When I began writing blogs for my manifesto, I found a great deal of encouragement from this anthology on my shelf, The Art of the Personal Essay, selected and introduced by Phillip Lopate. His introduction encouraged me – along with the invitation to be ‘playful’ by our very own Justin Robinson – to have fun with the medium. The anthology itself, following the introduction, may become the subject of future blogs, comprising as it does a wealth of essays from the classical era to the present. For now, the introduction alone is my focus.
Through Lopate’s lens, I claim my place:
“The hallmark of the personal essay is its intimacy. The writer seems to be speaking directly into your ear, confiding everything from gossip to wisdom. Through sharing thoughts, memories, desires, complaints, and whimsies, the personal essayist sets up a relationship with the reader, a dialogue – as friendship, if you will, based on identification, understanding, testiness and companionship. At the core of the personal essay is the supposition that there is a certain unity to human experience.”

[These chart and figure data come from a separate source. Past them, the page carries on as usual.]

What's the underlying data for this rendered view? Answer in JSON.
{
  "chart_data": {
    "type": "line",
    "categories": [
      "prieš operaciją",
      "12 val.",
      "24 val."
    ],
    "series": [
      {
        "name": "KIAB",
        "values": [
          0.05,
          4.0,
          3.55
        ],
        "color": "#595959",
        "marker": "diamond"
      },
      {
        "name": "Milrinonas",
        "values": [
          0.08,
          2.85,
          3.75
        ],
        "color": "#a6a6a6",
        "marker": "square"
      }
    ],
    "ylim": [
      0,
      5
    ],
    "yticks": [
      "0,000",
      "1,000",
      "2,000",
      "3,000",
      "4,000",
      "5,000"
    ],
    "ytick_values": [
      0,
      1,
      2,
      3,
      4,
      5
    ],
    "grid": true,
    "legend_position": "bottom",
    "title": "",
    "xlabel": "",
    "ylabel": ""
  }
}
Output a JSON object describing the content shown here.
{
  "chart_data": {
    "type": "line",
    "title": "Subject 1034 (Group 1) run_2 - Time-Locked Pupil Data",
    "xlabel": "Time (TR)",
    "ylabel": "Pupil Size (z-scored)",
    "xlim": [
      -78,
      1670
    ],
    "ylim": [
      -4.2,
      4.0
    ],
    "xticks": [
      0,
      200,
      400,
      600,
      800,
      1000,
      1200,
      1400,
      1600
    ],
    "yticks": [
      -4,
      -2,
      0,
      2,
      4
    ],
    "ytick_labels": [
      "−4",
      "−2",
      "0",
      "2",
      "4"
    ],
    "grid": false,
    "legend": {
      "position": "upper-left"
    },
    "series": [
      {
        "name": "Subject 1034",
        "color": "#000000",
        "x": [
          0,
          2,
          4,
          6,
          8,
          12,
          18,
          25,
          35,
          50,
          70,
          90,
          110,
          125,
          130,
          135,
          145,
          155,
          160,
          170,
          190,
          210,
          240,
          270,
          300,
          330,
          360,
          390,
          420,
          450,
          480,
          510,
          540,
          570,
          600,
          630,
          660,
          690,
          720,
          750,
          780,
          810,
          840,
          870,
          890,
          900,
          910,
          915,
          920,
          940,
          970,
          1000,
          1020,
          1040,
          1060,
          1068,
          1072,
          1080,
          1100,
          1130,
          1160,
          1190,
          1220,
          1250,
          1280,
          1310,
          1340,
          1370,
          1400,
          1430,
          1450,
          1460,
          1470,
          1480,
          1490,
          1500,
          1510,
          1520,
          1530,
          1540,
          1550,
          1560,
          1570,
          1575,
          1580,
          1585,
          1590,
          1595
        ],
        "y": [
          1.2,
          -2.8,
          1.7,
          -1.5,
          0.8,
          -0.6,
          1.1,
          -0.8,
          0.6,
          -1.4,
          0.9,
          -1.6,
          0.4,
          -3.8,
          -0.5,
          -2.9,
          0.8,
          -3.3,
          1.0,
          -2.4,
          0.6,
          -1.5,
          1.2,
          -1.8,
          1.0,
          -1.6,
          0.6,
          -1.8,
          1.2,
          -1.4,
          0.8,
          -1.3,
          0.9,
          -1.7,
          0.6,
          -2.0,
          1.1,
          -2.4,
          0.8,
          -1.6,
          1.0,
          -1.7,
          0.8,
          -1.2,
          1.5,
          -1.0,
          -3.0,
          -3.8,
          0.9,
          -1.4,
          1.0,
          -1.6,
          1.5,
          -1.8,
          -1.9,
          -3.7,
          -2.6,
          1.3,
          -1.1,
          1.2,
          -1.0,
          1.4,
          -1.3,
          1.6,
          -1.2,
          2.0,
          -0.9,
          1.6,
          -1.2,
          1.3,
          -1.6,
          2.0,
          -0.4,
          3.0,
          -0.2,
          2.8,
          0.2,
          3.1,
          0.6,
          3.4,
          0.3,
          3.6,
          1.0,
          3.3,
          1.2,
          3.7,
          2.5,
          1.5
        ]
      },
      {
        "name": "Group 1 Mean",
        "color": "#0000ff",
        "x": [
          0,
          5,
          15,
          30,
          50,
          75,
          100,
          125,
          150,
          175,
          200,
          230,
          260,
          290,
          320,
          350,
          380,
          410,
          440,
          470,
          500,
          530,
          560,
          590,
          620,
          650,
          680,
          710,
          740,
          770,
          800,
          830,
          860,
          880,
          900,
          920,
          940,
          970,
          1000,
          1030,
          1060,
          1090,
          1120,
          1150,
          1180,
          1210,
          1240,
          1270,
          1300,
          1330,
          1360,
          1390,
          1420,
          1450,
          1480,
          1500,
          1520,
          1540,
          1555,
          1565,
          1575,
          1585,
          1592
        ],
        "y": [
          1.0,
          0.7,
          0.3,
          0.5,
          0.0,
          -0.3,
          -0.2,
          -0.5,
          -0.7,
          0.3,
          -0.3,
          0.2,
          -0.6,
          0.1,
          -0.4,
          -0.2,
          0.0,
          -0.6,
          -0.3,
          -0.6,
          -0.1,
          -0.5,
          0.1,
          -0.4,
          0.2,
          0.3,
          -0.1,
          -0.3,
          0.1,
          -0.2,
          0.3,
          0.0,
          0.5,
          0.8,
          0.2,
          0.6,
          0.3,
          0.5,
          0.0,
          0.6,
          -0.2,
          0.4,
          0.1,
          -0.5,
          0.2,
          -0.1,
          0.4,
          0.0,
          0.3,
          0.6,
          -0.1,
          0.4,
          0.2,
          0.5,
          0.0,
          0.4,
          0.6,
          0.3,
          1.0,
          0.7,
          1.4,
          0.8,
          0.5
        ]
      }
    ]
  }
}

If I consider the full range of blogs that I write – and Justin too – I see these hallmarks of the personal essay. While I initially thought I would ‘hide’ behind formalities, increasingly, especially as I developed the full understanding and trust that I was writing regularly to you, our readers, I relaxed. I have been, and am, prepared to unmask myself in the manner of which Lopate writes: “Part of our trust in good personal essayists, issues paradoxically, from the exposure of their own betrayals, uncertainties and self-mistrust.”
It is this very personal lack of certainty that in the past, given my upbringing as a woman in the 1950’s in the male centric town of Broken Hill, New South Wales, which would have resulted in me masking myself, and shrinking myself whenever I spoke or wrote. Fear of being judged as ‘wanting’ or ‘of limited intellect and scholarship,’ would have governed my actions and my writing and the outcome would have been of a different kind altogether – silence or inauthenticity.

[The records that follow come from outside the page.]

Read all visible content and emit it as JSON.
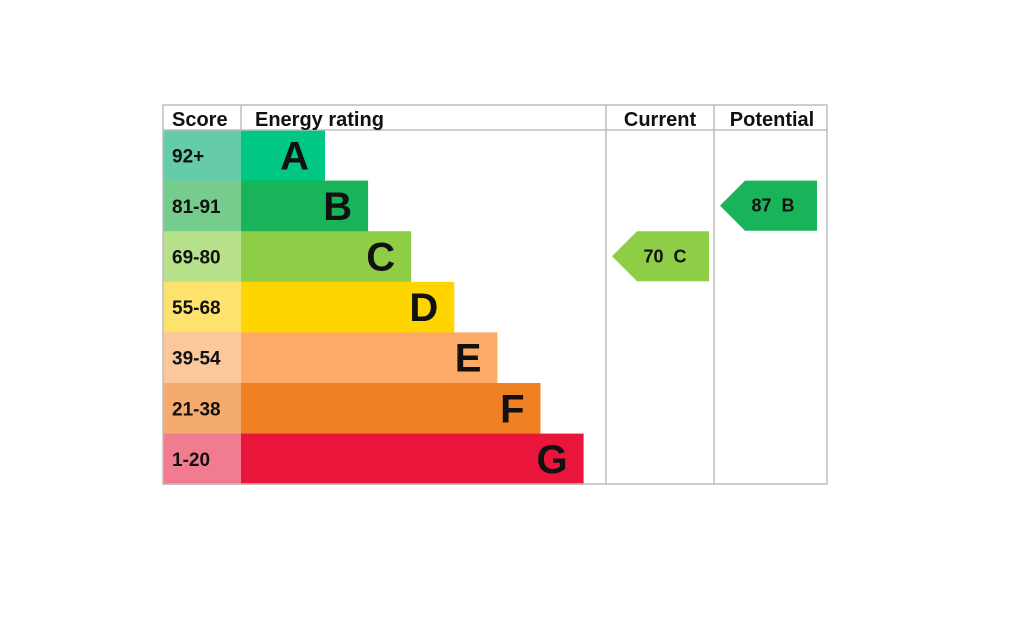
{
  "headers": {
    "score": "Score",
    "rating": "Energy rating",
    "current": "Current",
    "potential": "Potential"
  },
  "chart_data": {
    "type": "bar",
    "bands": [
      {
        "letter": "A",
        "range": "92+",
        "min": 92,
        "max": 100,
        "color": "#00c781",
        "light": "#66cca8"
      },
      {
        "letter": "B",
        "range": "81-91",
        "min": 81,
        "max": 91,
        "color": "#19b459",
        "light": "#75cc8c"
      },
      {
        "letter": "C",
        "range": "69-80",
        "min": 69,
        "max": 80,
        "color": "#8dce46",
        "light": "#b7e08b"
      },
      {
        "letter": "D",
        "range": "55-68",
        "min": 55,
        "max": 68,
        "color": "#ffd500",
        "light": "#fde36e"
      },
      {
        "letter": "E",
        "range": "39-54",
        "min": 39,
        "max": 54,
        "color": "#fcaa65",
        "light": "#fbc89c"
      },
      {
        "letter": "F",
        "range": "21-38",
        "min": 21,
        "max": 38,
        "color": "#ef8023",
        "light": "#f3ab70"
      },
      {
        "letter": "G",
        "range": "1-20",
        "min": 1,
        "max": 20,
        "color": "#e9153b",
        "light": "#f17b8f"
      }
    ],
    "current": {
      "score": 70,
      "band": "C",
      "label": "70  C",
      "color": "#8dce46"
    },
    "potential": {
      "score": 87,
      "band": "B",
      "label": "87  B",
      "color": "#19b459"
    }
  }
}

Now, it is indeed through the writing of the blogs – the personal essays themselves – in which I find myself. Lopate quotes, O.B. Hardison, Jr’s definition: “The essay is the enactment of a process by which the soul realizes (sic) itself even as it is passing from day to day and from moment to moment.” The unfolding of my perceptions, my individual ‘takes’ on life, including the minutiae of the everyday, and my interpretation of its meaning, is my soul realising itself and I am being bold enough to offer my findings to you.
It was a joy to read such an eloquent unpacking of the personal essay form in Lopate’s introduction. It is worthy of standalone attention. I can’t wait to sample and learn from the essayists whom he has assembled in this generous volume.